Дрова прогорели. Мы еще посидели недолго, он успокоился. Потом я взял его вещи и вышел на лестницу. Ивлев прощался с бабушкой. Он догнал меня, прыгая через две ступеньки. С верхней площадки вдогонку кричала его разведенка-сестра:
— Вовка, сумасшедший, вернись — надень пальто! Холодно в плаще…
Я тащил тяжелую полосатую сумку. Черный футляр Ивлев держал под мышкой. Дождь лил не переставая. Капли стекали по лицу, по набухшему плащу. Мы брели из улицы в улицу, к автобусному вокзалу.
— Деньги-то есть? Хоть на первое время?
— Да тут днями забашляли по четвертному, капуста!
Если Ивлев злился, он говорил на жаргоне. И тогда начинал злиться: мы оба уже сказали все, и самое время было расстаться. Автобус не подавали. На остановке собралась очередь. Люди ждали, не обращая внимания на дождь.
— Может, пойдешь? — спросил Ивлев с надеждой. Я улыбнулся и вытер мокрое лицо.
— Вот идет автобус! — закричал он, схватил сумку и оглянулся.
Он повернулся ко мне виновато — руки были заняты. И побежал, не оглядываясь. Таким я и запомнил его: нескладный, длинный, в мокром плаще, с инструментом под мышкой, с голубоглазой улыбкой на лице в серой пелене дождя.
13
В семидесятых джаз был популярен, музыку уже не зажимали, как прежде. Отец много выступал. Когда он играл на фестивале, в зал было не пробиться. Особенно любили его в Прибалтике. Дома, в Питере, по-прежнему не прекращались конфликты с репертуарным комитетом и с администрацией. В джазовом клубе его уговаривали читать лекции, но он отмахивался.
«Что слова? Наговорить можно с три короба: и оправдать что угодно, и объяснить что угодно. Воротить ничего нельзя. Самое верное, слушать, вслушиваться. Из ниоткуда ничего не берется — все происходит из нашей природы. И в том гармония. И трагедия гармонии. Потому что мы природу нашу — что мы с ней сделали… Это надо слышать. А слова?..»
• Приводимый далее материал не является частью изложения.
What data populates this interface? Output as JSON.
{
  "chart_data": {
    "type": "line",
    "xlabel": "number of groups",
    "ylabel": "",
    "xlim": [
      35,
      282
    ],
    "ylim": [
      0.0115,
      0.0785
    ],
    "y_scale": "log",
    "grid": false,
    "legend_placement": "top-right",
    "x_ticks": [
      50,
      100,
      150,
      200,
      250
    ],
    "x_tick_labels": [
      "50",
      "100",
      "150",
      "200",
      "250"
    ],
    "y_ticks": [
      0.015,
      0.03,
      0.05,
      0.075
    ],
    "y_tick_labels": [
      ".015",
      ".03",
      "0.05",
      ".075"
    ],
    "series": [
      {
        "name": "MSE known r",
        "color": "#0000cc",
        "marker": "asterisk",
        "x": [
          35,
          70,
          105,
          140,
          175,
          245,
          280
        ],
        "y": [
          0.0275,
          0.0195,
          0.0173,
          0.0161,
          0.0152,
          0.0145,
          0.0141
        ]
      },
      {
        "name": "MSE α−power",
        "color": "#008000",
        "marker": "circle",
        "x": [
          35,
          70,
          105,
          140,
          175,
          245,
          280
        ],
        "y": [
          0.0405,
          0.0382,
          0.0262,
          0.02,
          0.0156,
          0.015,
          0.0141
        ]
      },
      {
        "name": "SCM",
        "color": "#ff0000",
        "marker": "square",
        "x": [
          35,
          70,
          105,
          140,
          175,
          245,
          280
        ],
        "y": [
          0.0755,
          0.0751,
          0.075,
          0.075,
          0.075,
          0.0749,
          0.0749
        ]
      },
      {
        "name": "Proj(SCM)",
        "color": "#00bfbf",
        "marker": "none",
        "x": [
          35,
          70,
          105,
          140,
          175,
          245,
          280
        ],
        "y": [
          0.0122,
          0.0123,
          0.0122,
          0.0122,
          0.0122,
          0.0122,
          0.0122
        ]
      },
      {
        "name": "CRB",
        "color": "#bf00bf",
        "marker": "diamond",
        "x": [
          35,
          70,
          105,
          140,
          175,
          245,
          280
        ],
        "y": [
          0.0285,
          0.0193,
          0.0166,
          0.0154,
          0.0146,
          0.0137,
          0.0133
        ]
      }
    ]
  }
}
Так высказался он со сцены, когда его затащили на дискуссию в Дом композиторов. Больше ему не предлагали выступать с речами. Но зато не было отбою от приглашений поиграть вместе. Музыкальная жизнь бурлила, то и дело возникали, сходились и снова распадались новые группы. И удивительное дело, звали его самые молодые и дерзкие. Уговаривать себя он не заставлял.
— Играть со старперами, вроде меня самого, — говорил он, — какой интерес — не джаз, а прошлогодний снег… В вашем поколении мало серьезных музыкантов — одни гении. Ноты читать не умеют, а растопырят перья, как павлины, — не подходи. Колются или поддают, вроде Ивлева твоего… Зато мальчишки, эти о музыке больше думают, чем о себе. Да и грамотные они: я уже и таких встречал — дай ему партитуру, он по нотам с первого раза сложную вещь сыграет, будто с утра ее разучивал. Об импровизухе нечего и говорить, чисто делают.